France faces Trump on planned tax

France won’t back off from its planned tax on companies like Facebook and Google, even after the US suggested it may use trade tools against the levy. The French senate passed a bill to impose a three per cent  levy on global tech companies that have at least €750m in worldwide revenue and digital sales of €25m in France.
        The US said, earlier this week, that it will examine whether the tax would hurt its tech firms, by using the so-called 301 investigation, the same tool the president, Donald Trump, deployed to impose tariffs on Chinese goods because of the country’s alleged theft of intellectual property. France said the digital tax is in keeping with international rules, and that it won’t accept the use of trade tools to try to thwart it. I deeply believe that, between allies, we can and must resolve our differences in ways other than with threats,” French finance minister, Bruno Le Maire, said in the senate. France is a sovereign state that decides its tax measures with sovereignty and will continue to take sovereign tax decisions,” he said. With the passage of the bill, France will become the first country in the EU to impose such a levy, with other nations, including the UK and Germany, mulling similar taxes. A broad, EU-wide digital tax failed to garner a consensus this year, with France among the biggest advocates for an EU-wide tax on tech companies’ revenue from digital advertising, and with Ireland and others pushing back.The law, which goes into effect retroactively from the start of this year, targets 30 companies. While most of them would be American, they include Chinese, German, UK, and even French firms. It will affect companies that profit from providing digital services to French users.

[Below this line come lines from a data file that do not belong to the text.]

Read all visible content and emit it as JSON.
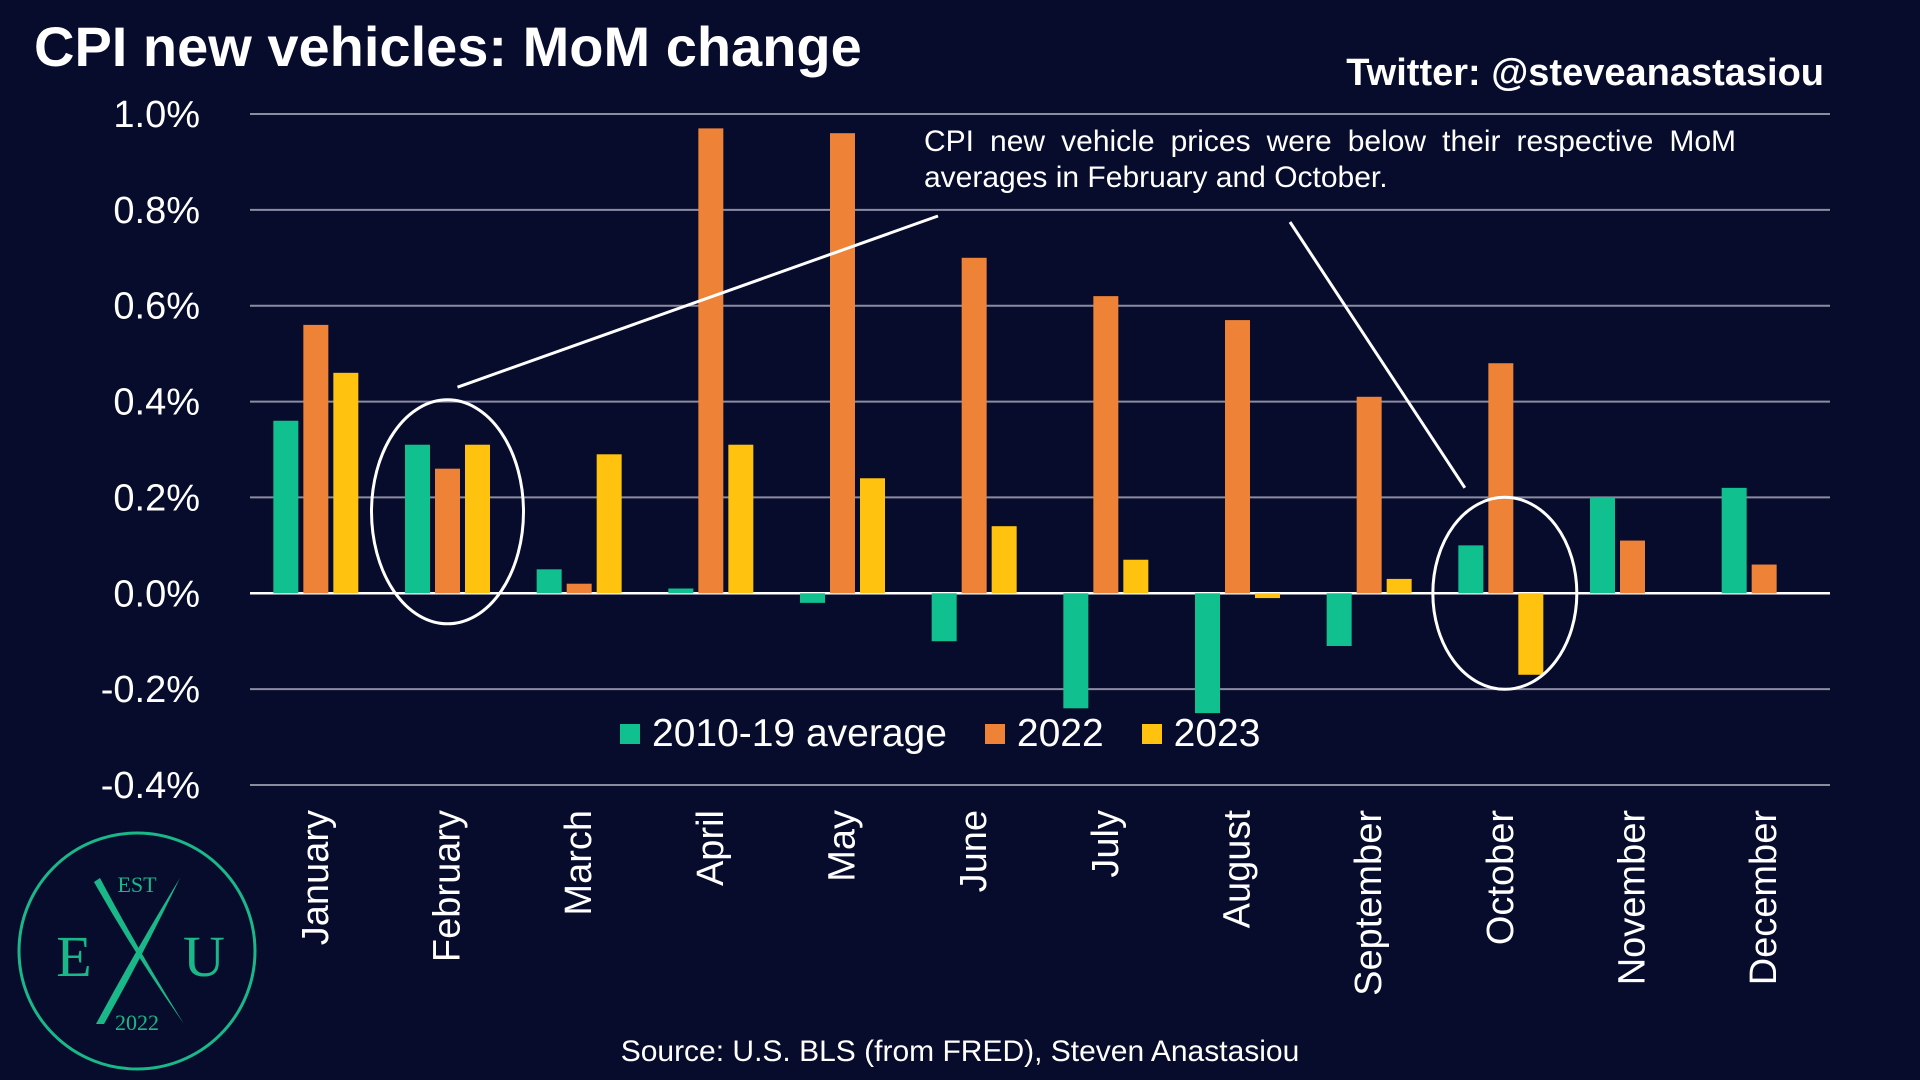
{
  "title": "CPI new vehicles: MoM change",
  "twitter_handle": "Twitter: @steveanastasiou",
  "source": "Source: U.S. BLS (from FRED), Steven Anastasiou",
  "annotation": "CPI new vehicle prices were below their respective MoM averages in February and October.",
  "colors": {
    "background": "#070b2c",
    "gridline": "#8a8ca0",
    "series_2010_19": "#10c08e",
    "series_2022": "#ee8236",
    "series_2023": "#ffc20e",
    "logo": "#1ab889"
  },
  "logo": {
    "top_text": "EST",
    "left_letter": "E",
    "right_letter": "U",
    "bottom_text": "2022"
  },
  "chart_data": {
    "type": "bar",
    "title": "CPI new vehicles: MoM change",
    "categories": [
      "January",
      "February",
      "March",
      "April",
      "May",
      "June",
      "July",
      "August",
      "September",
      "October",
      "November",
      "December"
    ],
    "series": [
      {
        "name": "2010-19 average",
        "color": "#10c08e",
        "values": [
          0.36,
          0.31,
          0.05,
          0.01,
          -0.02,
          -0.1,
          -0.24,
          -0.25,
          -0.11,
          0.1,
          0.2,
          0.22
        ]
      },
      {
        "name": "2022",
        "color": "#ee8236",
        "values": [
          0.56,
          0.26,
          0.02,
          0.97,
          0.96,
          0.7,
          0.62,
          0.57,
          0.41,
          0.48,
          0.11,
          0.06
        ]
      },
      {
        "name": "2023",
        "color": "#ffc20e",
        "values": [
          0.46,
          0.31,
          0.29,
          0.31,
          0.24,
          0.14,
          0.07,
          -0.01,
          0.03,
          -0.17,
          null,
          null
        ]
      }
    ],
    "y_ticks": [
      "1.0%",
      "0.8%",
      "0.6%",
      "0.4%",
      "0.2%",
      "0.0%",
      "-0.2%",
      "-0.4%"
    ],
    "y_tick_values": [
      1.0,
      0.8,
      0.6,
      0.4,
      0.2,
      0.0,
      -0.2,
      -0.4
    ],
    "ylim": [
      -0.4,
      1.0
    ],
    "grid": true,
    "legend_position": "bottom-center",
    "highlights": [
      "February",
      "October"
    ]
  }
}
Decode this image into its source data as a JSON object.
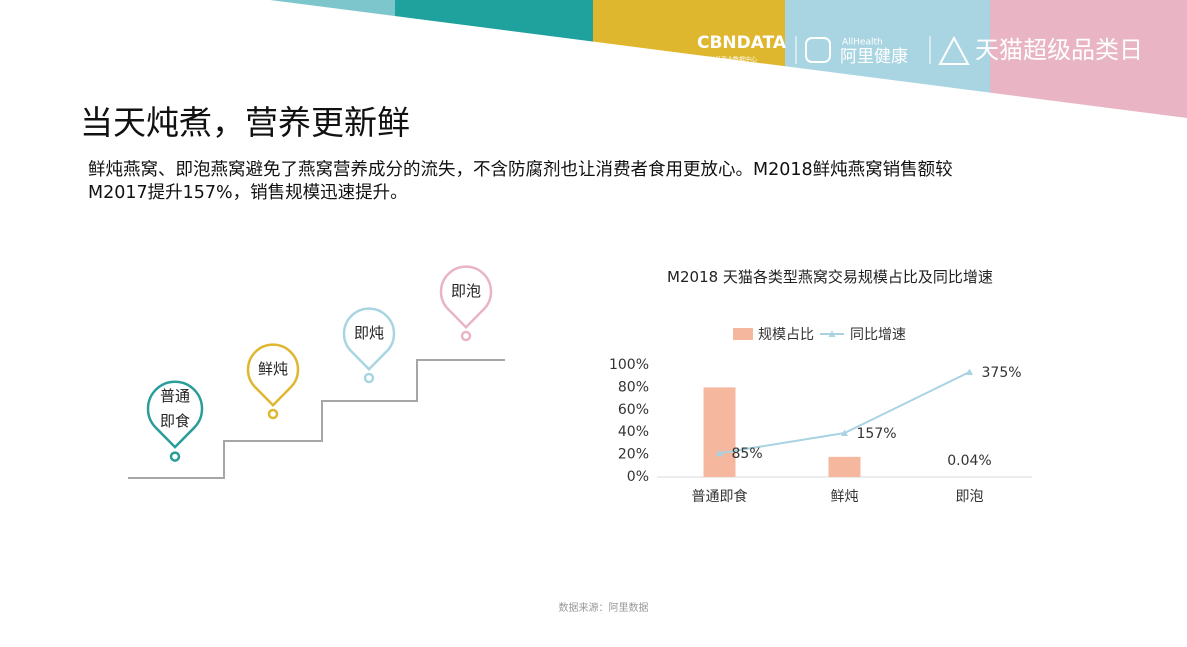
{
  "header": {
    "logo_main": "CBNDATA",
    "logo_sub": "第一财经商业数据中心",
    "partner_en": "AllHealth",
    "partner_cn": "阿里健康",
    "event": "天猫超级品类日"
  },
  "title": "当天炖煮，营养更新鲜",
  "body": [
    "鲜炖燕窝、即泡燕窝避免了燕窝营养成分的流失，不含防腐剂也让消费者食用更放心。M2018鲜炖燕窝销售额较",
    "M2017提升157%，销售规模迅速提升。"
  ],
  "steps": [
    "普通即食",
    "鲜炖",
    "即炖",
    "即泡"
  ],
  "chart_data": {
    "type": "bar_line",
    "title": "M2018 天猫各类型燕窝交易规模占比及同比增速",
    "categories": [
      "普通即食",
      "鲜炖",
      "即泡"
    ],
    "series": [
      {
        "name": "规模占比",
        "type": "bar",
        "color": "#f5b89f",
        "values": [
          80,
          18,
          0.04
        ],
        "value_labels": [
          null,
          null,
          "0.04%"
        ]
      },
      {
        "name": "同比增速",
        "type": "line",
        "color": "#a9d3e3",
        "axis": "y2",
        "values": [
          85,
          157,
          375
        ],
        "value_labels": [
          "85%",
          "157%",
          "375%"
        ]
      }
    ],
    "ylim": [
      0,
      100
    ],
    "yticks": [
      {
        "value": 0,
        "label": "0%"
      },
      {
        "value": 20,
        "label": "20%"
      },
      {
        "value": 40,
        "label": "40%"
      },
      {
        "value": 60,
        "label": "60%"
      },
      {
        "value": 80,
        "label": "80%"
      },
      {
        "value": 100,
        "label": "100%"
      }
    ],
    "y2lim": [
      0,
      400
    ],
    "legend": "top",
    "grid": false
  },
  "source": "数据来源：阿里数据"
}
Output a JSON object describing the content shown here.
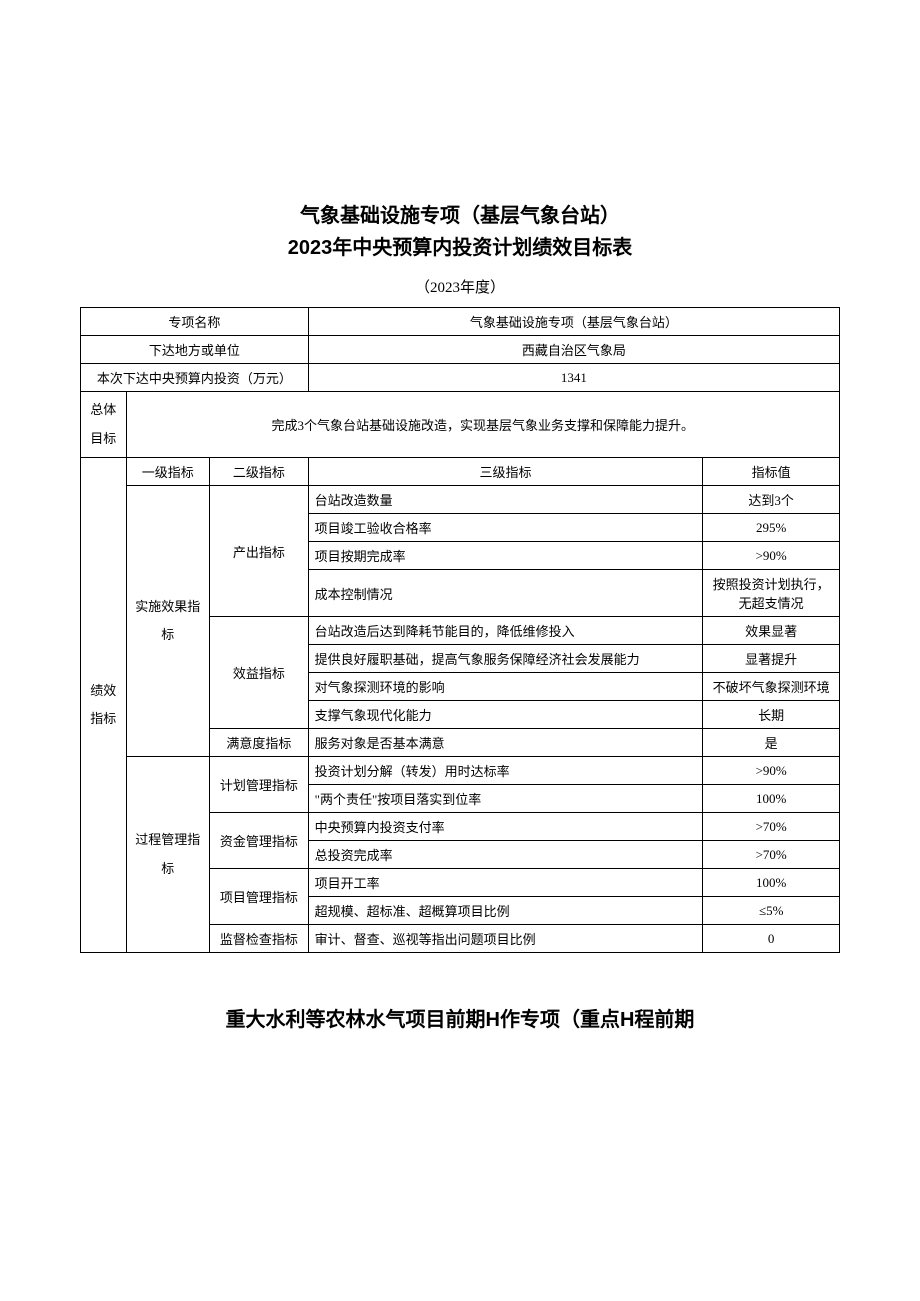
{
  "title_line1": "气象基础设施专项（基层气象台站）",
  "title_line2": "2023年中央预算内投资计划绩效目标表",
  "year_line": "（2023年度）",
  "footer_title": "重大水利等农林水气项目前期H作专项（重点H程前期",
  "header_rows": [
    {
      "label": "专项名称",
      "value": "气象基础设施专项（基层气象台站）"
    },
    {
      "label": "下达地方或单位",
      "value": "西藏自治区气象局"
    },
    {
      "label": "本次下达中央预算内投资（万元）",
      "value": "1341"
    }
  ],
  "overall_goal_label": "总体目标",
  "overall_goal_value": "完成3个气象台站基础设施改造，实现基层气象业务支撑和保障能力提升。",
  "col_headers": {
    "l1": "一级指标",
    "l2": "二级指标",
    "l3": "三级指标",
    "val": "指标值"
  },
  "indicators_label": "绩效指标",
  "groups": [
    {
      "l1": "实施效果指标",
      "sub": [
        {
          "l2": "产出指标",
          "rows": [
            {
              "l3": "台站改造数量",
              "val": "达到3个"
            },
            {
              "l3": "项目竣工验收合格率",
              "val": "295%"
            },
            {
              "l3": "项目按期完成率",
              "val": ">90%"
            },
            {
              "l3": "成本控制情况",
              "val": "按照投资计划执行，无超支情况"
            }
          ]
        },
        {
          "l2": "效益指标",
          "rows": [
            {
              "l3": "台站改造后达到降耗节能目的，降低维修投入",
              "val": "效果显著"
            },
            {
              "l3": "提供良好履职基础，提高气象服务保障经济社会发展能力",
              "val": "显著提升"
            },
            {
              "l3": "对气象探测环境的影响",
              "val": "不破坏气象探测环境"
            },
            {
              "l3": "支撑气象现代化能力",
              "val": "长期"
            }
          ]
        },
        {
          "l2": "满意度指标",
          "rows": [
            {
              "l3": "服务对象是否基本满意",
              "val": "是"
            }
          ]
        }
      ]
    },
    {
      "l1": "过程管理指标",
      "sub": [
        {
          "l2": "计划管理指标",
          "rows": [
            {
              "l3": "投资计划分解（转发）用时达标率",
              "val": ">90%"
            },
            {
              "l3": "\"两个责任\"按项目落实到位率",
              "val": "100%"
            }
          ]
        },
        {
          "l2": "资金管理指标",
          "rows": [
            {
              "l3": "中央预算内投资支付率",
              "val": ">70%"
            },
            {
              "l3": "总投资完成率",
              "val": ">70%"
            }
          ]
        },
        {
          "l2": "项目管理指标",
          "rows": [
            {
              "l3": "项目开工率",
              "val": "100%"
            },
            {
              "l3": "超规模、超标准、超概算项目比例",
              "val": "≤5%"
            }
          ]
        },
        {
          "l2": "监督检查指标",
          "rows": [
            {
              "l3": "审计、督查、巡视等指出问题项目比例",
              "val": "0"
            }
          ]
        }
      ]
    }
  ],
  "col_widths_pct": [
    6,
    11,
    13,
    52,
    18
  ]
}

        French president, Emmanuel Macron, has two weeks to sign off or seek changes to the law. French presidents rarely seek changes, once they are passed by parliament. They have done so only three times in the last 40 years. Mr Le Maire said he spoke to US Treasury secretary, Steven Mnuchin, and noted that it’s the first time in the history of relations between the two countries that Washington has opened a 301 investigation against France. The passage of the tax bill and the US investigation threaten to further strain trans-Atlantic ties, as the two sides prepare to negotiate a limited trade agreement on industrial goods. The French have, in the past, asked the US to work with Europe at the OECD for a “fair digital tax”.